Sequestration is one of the hardest choices you’ll make in your life and one complicated by other peoples opinion about it. Some people have a very strong reaction against the idea of being sequestrated and when faced with the possibility, will very likely look for other options. The most obvious one is a Trust Deed. Trust Deeds Scotland have many similarities to Sequestration but many crucial differences too, and it’s those differences that under the wrong circumstances can make your situation much worse over time. You may end up putting yourself through a lot more pain and suffering to achieve the same purpose at the end – to be free from the worry of debt and move on with your life
The minimum debt required to enter into a Trust Deed is £5000. Sequestration on the other hand can be applied for with debts over £1,500, making it more accessible for those with lower debts.
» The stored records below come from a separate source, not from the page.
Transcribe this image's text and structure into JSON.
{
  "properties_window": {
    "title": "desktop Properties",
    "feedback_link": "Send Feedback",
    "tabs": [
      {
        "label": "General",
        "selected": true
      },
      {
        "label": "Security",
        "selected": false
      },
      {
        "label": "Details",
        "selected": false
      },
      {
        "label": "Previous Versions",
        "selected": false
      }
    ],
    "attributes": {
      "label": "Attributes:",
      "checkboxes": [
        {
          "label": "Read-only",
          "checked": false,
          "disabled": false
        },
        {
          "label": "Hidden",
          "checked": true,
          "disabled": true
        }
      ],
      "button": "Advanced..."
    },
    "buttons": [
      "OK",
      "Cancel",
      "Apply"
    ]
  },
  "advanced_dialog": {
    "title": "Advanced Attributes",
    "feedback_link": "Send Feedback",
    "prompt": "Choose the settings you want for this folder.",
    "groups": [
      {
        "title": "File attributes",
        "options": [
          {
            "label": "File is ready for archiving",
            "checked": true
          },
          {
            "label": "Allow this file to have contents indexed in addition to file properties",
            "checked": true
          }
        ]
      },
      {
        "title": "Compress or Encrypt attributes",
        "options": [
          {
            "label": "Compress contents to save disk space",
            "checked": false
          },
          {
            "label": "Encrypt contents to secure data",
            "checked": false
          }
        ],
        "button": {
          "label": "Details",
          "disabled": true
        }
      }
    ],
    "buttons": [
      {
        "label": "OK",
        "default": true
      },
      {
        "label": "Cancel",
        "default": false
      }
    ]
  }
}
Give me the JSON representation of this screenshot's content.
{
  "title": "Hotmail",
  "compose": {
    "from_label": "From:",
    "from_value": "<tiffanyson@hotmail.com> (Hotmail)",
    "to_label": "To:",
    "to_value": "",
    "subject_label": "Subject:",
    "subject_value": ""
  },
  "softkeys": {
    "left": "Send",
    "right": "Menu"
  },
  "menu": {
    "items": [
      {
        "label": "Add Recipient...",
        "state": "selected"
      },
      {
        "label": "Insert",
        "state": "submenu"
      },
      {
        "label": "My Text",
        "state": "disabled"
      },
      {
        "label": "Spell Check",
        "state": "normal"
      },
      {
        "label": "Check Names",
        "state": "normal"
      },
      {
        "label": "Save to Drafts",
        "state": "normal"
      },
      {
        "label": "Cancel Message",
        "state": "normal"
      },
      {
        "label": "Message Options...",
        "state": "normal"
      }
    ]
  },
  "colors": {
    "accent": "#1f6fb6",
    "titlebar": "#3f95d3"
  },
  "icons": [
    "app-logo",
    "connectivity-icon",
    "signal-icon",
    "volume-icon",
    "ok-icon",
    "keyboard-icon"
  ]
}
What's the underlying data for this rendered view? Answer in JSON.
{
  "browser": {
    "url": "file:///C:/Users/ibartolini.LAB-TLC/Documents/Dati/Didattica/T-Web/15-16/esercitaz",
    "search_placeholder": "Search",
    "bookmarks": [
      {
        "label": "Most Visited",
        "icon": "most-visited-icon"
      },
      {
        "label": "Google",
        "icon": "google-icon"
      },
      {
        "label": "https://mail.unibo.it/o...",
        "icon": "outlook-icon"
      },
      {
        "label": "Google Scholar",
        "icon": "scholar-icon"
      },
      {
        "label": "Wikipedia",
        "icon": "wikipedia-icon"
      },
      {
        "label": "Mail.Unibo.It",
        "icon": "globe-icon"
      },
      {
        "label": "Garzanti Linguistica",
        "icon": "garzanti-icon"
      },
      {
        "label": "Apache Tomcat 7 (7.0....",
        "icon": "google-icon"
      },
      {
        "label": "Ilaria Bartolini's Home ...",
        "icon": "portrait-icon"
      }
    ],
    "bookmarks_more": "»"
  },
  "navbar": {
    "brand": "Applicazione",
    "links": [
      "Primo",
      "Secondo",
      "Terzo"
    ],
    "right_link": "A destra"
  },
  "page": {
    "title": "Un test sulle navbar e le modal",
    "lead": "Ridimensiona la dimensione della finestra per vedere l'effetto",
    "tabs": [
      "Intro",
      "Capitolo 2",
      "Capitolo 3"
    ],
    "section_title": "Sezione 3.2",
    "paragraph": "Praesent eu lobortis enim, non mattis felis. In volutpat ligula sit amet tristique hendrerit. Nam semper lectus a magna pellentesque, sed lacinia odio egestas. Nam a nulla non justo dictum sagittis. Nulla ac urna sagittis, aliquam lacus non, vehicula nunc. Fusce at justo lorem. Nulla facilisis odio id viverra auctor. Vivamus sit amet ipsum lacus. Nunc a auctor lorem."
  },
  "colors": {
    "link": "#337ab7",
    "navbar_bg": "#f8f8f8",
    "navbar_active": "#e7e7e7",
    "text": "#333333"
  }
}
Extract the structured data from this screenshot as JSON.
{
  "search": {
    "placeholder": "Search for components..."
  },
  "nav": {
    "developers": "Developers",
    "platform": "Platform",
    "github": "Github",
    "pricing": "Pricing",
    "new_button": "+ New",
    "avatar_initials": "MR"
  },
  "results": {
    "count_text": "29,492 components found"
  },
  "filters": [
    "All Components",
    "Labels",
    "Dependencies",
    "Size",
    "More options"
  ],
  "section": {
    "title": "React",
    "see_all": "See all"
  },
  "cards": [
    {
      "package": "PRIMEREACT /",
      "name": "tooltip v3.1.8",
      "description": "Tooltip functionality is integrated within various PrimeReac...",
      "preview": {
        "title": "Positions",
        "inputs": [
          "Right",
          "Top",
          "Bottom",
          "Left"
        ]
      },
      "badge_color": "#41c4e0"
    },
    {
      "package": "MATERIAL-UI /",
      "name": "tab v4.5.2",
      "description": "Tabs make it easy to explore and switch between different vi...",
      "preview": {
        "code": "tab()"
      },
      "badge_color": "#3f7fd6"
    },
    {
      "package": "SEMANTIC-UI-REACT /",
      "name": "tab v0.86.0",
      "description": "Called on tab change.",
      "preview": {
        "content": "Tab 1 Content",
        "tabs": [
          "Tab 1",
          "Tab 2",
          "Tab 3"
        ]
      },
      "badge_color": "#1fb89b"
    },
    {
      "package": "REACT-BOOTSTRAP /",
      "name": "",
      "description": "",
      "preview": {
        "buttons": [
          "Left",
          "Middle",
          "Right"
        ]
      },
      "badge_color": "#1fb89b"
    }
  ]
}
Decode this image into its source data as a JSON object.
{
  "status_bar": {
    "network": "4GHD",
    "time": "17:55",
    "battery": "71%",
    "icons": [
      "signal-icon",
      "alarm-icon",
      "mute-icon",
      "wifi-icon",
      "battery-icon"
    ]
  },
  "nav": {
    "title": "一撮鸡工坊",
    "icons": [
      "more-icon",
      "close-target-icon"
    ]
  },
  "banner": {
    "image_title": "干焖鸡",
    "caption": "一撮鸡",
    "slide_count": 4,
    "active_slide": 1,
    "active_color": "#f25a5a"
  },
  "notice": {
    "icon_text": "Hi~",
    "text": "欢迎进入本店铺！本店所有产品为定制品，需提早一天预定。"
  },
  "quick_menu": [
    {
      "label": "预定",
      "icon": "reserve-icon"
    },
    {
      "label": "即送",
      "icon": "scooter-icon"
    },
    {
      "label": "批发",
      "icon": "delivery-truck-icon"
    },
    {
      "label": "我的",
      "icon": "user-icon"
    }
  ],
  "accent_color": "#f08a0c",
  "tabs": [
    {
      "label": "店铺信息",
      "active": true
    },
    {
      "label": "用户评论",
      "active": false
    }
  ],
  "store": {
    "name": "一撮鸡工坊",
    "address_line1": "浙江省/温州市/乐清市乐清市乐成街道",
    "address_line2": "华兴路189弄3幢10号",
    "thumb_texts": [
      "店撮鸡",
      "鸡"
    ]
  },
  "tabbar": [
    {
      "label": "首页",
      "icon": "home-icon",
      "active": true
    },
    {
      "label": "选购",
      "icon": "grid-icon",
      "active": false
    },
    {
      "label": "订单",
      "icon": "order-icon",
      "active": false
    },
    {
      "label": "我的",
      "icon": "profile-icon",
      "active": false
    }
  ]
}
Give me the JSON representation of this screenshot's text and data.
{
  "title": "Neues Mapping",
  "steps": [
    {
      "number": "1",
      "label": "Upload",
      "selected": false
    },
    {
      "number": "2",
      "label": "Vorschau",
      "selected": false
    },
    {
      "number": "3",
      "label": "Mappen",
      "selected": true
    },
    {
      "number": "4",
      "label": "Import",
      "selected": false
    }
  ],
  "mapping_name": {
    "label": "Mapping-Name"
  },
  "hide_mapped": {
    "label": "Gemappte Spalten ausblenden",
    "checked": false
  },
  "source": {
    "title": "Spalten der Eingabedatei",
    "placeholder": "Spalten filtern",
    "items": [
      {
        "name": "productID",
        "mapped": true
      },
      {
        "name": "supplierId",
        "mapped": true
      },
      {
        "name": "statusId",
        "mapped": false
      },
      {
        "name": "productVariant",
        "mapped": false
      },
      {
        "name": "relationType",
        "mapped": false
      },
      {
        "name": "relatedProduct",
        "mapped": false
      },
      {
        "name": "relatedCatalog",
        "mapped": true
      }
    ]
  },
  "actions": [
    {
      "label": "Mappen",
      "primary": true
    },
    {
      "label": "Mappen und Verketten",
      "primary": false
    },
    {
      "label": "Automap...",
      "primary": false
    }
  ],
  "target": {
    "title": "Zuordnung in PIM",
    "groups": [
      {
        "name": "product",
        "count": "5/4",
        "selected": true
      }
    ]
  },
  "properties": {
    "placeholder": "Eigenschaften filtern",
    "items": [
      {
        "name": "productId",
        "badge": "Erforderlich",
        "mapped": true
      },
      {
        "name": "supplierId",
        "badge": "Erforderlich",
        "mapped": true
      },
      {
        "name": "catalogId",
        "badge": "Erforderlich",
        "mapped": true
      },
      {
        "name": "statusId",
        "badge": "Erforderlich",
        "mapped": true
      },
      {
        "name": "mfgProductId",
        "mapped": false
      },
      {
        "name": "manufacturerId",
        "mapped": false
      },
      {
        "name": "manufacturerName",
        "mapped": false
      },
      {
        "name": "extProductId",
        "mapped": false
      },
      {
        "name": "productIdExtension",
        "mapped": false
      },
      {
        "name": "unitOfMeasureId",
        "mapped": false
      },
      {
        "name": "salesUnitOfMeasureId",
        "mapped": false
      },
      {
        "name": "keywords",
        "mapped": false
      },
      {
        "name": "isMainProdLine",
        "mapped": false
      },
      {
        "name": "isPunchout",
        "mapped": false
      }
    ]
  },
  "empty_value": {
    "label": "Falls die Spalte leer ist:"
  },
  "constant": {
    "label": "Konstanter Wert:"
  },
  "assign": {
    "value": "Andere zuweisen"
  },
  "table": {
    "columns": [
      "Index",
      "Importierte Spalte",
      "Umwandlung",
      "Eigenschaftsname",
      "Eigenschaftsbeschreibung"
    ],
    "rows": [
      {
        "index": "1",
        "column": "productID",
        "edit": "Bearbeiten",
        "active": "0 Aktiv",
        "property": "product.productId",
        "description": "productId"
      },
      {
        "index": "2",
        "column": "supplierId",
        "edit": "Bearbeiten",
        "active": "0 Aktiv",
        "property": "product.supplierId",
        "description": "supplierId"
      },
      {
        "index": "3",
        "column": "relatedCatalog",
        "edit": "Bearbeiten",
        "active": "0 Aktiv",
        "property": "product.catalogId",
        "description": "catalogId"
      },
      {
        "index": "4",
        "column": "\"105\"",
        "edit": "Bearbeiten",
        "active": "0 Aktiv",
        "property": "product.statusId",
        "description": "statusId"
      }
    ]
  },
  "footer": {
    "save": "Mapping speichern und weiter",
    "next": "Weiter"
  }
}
Once your payment for your application for sequestration has been accepted, the fees of the Trustee come from the sale of your assets and/or contributions from your income before any payment is made to your creditors. The maximum payment period in a sequestration is 36 months, where as in a Trust Deed the minimum period is 48 months. Your Trustee in Sequestration and in a Trust Deed is required to review your income and expenditure regularly, at least annually in a Trust Deed and every 6 months in Sequestration. If your income increases the level of contribution should be increased proportionately, or if your circumstances change for the worse, it may be necessary to suspend or even to end contributions. You're also under an obligation to advise your trustee in both Sequestration and Trust Deed of any changes in circumstances as and when they happen.
A Trust Deed lasts for a minimum period of 4 years and you will have to disclose windfalls or assets you receive during that time. Sequestration on the other hand results in your discharge in just 12 months, provided you have cooperated with your trustee and fulfilled all statutory obligations. This earlier discharge may allow you to start rebuilding your credit rating at an earlier stage compared to a Trust Deed, however, you still have to disclose any windfalls you receive prior to your trustee's discharge, which is normally after all assets have been realised, all income contributions have been paid and your creditors have received their dividend, if applicable. Where an income contribution has been paid your trustee's discharge will normally be shortly after the third anniversary of your sequestration, approximately one year earlier than a Trust Deed.
Sequestration is not an easy option and certainly not an option for everyone, but for people with a lot of debt and too little income to repay it, sequestration can be a lifesaver. Some people struggle for years to pay back their debts on very little money, only to have something happen and end up being deeper in debt than when they started or having to be sequestrated anyway.
Sequestration is a way out of a perpetual debt cycle that is relatively quick and gives almost immediate relief from the stress of dealing with persistent and sometimes unpleasant creditors.